I use a wide range of software. For me the most important tool for electronics design is Altium Designer 13. Freeware tools are available that can reach the same tolerance levels for layout; however, Altium's strength is in the ability to handle complex workflows. Being able to work on schematic capture, firmware, and PCB design from one tool simplifies data management and speeds up the design process.
Adobe Creative Cloud is one of my core resources. Although I primarily use the Adobe Creative Suite 6 tools for web development tasks, I find Acrobat X Pro to be essential in preparing design documents for release. When a PCB design has many layers spread across multiple sheets, the resulting PDF can be a very large file. Acrobat X Pro is able to compress the PDF with no loss of fidelity, reducing file sizes from 10MB to 2MB. Importing company logos and graphics into PCB designs can also be difficult and is simplified using Photoshop. PCB Logo creation is something I would like to cover in a future post.
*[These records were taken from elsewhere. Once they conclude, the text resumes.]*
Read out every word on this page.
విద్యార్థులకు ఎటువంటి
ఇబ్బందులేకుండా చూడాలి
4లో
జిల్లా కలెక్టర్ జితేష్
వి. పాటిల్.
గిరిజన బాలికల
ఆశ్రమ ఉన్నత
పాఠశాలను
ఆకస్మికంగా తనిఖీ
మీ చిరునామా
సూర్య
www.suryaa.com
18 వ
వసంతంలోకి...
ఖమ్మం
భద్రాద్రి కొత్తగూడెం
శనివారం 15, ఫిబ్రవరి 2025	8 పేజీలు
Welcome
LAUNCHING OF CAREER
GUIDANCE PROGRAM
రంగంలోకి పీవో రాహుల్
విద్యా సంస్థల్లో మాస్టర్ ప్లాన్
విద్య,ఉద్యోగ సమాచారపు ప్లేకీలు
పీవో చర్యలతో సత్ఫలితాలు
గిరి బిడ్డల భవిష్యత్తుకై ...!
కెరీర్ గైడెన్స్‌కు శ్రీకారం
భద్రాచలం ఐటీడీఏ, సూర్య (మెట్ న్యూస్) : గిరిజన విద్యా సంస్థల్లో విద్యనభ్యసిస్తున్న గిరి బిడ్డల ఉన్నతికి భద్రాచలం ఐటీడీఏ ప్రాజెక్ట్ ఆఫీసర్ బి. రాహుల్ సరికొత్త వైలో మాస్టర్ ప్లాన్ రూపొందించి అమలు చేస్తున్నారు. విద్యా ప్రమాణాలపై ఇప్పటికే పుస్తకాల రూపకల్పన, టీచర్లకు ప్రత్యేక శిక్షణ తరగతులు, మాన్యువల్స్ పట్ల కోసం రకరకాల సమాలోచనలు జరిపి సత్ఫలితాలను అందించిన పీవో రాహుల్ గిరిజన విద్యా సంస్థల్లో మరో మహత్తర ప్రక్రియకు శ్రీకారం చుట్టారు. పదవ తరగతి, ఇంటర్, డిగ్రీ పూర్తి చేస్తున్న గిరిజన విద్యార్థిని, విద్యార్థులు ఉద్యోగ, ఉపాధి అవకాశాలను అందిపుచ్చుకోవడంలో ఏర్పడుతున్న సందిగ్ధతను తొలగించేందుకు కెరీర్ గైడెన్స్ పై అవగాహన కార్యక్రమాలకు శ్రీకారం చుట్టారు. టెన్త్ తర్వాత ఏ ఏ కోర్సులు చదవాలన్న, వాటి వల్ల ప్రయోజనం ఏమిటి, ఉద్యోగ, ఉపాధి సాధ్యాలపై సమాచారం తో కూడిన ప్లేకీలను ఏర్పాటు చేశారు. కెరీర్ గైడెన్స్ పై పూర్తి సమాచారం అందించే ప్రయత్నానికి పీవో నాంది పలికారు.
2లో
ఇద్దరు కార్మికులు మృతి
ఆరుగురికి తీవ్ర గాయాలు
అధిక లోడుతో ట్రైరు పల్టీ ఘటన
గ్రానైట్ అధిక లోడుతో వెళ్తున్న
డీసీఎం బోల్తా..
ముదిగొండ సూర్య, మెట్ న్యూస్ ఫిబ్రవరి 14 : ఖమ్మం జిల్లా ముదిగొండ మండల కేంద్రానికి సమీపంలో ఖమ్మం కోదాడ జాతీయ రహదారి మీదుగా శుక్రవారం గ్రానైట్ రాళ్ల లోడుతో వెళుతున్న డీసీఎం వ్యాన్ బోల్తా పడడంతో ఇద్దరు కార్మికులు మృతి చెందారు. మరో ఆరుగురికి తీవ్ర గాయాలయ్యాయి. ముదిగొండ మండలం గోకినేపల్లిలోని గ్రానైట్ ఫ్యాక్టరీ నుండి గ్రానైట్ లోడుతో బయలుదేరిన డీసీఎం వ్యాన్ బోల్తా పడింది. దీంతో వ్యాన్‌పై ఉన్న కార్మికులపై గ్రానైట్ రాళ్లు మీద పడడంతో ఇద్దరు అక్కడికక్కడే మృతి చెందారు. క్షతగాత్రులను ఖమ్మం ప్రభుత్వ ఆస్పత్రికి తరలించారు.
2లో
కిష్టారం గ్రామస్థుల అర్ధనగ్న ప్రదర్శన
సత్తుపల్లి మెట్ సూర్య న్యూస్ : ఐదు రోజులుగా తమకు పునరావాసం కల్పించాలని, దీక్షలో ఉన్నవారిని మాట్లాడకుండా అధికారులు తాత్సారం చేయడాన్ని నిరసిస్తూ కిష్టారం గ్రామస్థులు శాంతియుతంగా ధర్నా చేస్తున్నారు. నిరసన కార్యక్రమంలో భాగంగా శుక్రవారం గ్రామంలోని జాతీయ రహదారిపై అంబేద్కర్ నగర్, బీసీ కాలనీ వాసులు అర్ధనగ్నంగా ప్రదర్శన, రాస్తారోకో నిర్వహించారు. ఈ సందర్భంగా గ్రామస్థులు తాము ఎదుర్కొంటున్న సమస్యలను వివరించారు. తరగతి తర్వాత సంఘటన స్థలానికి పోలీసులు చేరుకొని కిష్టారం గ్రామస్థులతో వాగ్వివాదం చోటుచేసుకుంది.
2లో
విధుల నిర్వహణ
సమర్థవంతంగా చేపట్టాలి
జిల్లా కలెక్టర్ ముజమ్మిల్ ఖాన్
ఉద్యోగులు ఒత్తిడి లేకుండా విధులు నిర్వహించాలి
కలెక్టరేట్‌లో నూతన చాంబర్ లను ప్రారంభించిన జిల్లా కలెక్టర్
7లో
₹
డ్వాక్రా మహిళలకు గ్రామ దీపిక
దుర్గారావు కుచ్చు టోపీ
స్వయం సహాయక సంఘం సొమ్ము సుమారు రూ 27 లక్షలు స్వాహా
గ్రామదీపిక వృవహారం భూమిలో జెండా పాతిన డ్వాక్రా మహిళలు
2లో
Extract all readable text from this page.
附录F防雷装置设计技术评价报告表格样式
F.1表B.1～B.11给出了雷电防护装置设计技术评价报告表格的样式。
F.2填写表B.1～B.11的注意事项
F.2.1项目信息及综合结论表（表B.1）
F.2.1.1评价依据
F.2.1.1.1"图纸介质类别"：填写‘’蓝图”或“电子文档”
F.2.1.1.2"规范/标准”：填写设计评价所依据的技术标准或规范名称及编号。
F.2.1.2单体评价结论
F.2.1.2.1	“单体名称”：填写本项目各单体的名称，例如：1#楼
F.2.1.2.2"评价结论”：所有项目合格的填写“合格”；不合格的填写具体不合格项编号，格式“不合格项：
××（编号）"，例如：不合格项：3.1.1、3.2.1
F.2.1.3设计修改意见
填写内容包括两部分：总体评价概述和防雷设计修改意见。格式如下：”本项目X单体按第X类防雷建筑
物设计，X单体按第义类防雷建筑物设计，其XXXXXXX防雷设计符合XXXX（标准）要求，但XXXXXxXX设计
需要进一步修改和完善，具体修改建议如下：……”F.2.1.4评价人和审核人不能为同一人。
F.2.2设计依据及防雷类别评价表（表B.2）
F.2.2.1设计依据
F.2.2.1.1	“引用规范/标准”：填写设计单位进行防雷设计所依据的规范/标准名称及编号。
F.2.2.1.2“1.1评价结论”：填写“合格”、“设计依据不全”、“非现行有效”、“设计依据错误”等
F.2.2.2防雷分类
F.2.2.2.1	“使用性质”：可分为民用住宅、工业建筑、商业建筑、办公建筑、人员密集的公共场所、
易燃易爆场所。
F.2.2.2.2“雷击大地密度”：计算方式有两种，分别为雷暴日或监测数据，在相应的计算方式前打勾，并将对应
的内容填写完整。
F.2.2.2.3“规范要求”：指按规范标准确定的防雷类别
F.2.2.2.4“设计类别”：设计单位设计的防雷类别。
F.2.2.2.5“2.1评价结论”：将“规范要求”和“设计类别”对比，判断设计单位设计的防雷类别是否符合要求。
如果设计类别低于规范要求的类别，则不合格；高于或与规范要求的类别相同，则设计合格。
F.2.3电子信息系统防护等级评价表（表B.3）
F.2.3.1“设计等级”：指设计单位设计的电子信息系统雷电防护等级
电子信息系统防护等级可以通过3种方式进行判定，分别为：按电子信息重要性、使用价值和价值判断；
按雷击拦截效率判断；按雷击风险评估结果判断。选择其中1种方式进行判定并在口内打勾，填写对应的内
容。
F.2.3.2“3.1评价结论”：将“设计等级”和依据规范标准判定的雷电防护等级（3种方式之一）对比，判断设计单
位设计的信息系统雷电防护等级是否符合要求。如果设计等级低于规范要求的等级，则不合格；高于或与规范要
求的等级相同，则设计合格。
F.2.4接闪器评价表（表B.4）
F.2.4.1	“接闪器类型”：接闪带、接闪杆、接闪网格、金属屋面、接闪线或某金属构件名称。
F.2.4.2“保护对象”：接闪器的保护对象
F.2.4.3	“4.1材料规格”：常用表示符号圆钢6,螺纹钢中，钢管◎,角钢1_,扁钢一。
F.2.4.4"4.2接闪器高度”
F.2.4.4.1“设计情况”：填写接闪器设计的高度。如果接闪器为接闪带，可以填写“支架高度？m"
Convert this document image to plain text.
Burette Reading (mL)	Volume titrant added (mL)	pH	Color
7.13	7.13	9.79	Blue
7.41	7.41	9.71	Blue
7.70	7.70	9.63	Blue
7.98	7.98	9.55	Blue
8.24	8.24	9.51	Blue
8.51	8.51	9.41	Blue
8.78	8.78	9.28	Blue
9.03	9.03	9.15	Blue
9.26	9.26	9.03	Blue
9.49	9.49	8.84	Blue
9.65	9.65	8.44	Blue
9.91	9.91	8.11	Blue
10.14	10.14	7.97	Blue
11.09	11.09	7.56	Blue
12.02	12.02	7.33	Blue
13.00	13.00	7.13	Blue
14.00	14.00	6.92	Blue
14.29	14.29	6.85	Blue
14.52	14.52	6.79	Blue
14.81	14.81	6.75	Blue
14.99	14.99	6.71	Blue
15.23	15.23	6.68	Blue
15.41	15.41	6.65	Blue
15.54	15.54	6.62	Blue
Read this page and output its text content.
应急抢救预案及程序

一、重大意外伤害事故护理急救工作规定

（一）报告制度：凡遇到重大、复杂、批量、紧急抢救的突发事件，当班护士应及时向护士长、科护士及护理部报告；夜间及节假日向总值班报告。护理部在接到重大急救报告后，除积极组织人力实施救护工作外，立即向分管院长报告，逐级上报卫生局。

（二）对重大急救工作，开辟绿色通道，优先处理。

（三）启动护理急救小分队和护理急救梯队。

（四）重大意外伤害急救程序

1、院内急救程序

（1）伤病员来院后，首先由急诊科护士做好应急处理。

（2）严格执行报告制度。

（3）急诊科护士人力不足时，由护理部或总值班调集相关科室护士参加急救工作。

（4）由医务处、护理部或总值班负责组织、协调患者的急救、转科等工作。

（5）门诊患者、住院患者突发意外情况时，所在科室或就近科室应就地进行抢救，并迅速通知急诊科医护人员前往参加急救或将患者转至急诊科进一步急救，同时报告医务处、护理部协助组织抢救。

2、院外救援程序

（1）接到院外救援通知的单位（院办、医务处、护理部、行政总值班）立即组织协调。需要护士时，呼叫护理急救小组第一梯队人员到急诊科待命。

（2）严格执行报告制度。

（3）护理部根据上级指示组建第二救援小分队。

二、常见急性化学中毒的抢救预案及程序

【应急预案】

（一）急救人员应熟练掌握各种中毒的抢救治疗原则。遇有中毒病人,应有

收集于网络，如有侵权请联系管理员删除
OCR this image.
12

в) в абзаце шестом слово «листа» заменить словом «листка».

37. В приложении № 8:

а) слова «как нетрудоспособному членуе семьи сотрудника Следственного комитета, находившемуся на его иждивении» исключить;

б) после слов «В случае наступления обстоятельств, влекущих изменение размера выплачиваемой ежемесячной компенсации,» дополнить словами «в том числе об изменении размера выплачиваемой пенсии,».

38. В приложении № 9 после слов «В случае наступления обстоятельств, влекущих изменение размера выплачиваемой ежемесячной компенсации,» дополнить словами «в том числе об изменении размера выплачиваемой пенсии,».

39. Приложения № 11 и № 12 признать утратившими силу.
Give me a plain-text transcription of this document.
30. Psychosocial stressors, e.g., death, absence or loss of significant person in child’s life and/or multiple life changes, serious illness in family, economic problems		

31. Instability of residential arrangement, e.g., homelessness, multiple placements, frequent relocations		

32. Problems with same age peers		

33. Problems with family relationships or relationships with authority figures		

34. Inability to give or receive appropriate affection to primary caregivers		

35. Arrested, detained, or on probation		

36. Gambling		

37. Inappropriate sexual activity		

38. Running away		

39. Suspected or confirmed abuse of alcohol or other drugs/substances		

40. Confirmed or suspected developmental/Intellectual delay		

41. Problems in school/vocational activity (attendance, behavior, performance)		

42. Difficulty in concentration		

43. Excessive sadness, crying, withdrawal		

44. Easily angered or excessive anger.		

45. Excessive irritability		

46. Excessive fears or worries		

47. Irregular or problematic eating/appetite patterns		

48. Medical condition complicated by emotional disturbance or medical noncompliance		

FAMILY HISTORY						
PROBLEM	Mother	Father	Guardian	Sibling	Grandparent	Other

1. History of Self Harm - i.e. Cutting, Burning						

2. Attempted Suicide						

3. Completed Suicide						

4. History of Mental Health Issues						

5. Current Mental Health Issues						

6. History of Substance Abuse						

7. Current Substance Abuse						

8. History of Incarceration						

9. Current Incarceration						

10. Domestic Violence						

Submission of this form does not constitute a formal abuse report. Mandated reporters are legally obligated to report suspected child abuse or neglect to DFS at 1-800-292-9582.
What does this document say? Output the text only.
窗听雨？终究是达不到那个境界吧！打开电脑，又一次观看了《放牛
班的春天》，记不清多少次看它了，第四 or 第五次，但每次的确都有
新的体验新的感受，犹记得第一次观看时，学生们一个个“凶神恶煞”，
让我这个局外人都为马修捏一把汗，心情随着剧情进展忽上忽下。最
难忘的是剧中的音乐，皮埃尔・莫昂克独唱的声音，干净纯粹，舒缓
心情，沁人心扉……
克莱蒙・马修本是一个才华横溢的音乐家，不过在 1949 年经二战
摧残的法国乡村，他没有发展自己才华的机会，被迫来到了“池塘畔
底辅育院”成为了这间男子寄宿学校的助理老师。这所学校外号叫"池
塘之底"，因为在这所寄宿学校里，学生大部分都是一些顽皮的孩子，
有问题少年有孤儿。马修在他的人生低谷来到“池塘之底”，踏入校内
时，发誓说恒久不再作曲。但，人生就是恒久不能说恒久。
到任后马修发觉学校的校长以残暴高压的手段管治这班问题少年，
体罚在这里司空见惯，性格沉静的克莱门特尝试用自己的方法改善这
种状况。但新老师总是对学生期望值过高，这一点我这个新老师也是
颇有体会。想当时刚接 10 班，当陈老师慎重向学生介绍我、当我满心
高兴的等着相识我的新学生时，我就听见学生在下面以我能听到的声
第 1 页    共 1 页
I think it would be great to start building an All Programmable Planet resource of online tools, calculators, and references for PCB design. There are many PCB design principles that I would like to cover; hopefully, we can connect and begin with issues designers are facing right now. Consider Max's recent column on Differential Signalling, for example; differential trace routing is challenging and is a topic that I plan to explore in depth because it is critical to embedded design.
Please feel free to comment with any ideas and questions. Thank you so much for reading and I hope we will connect soon.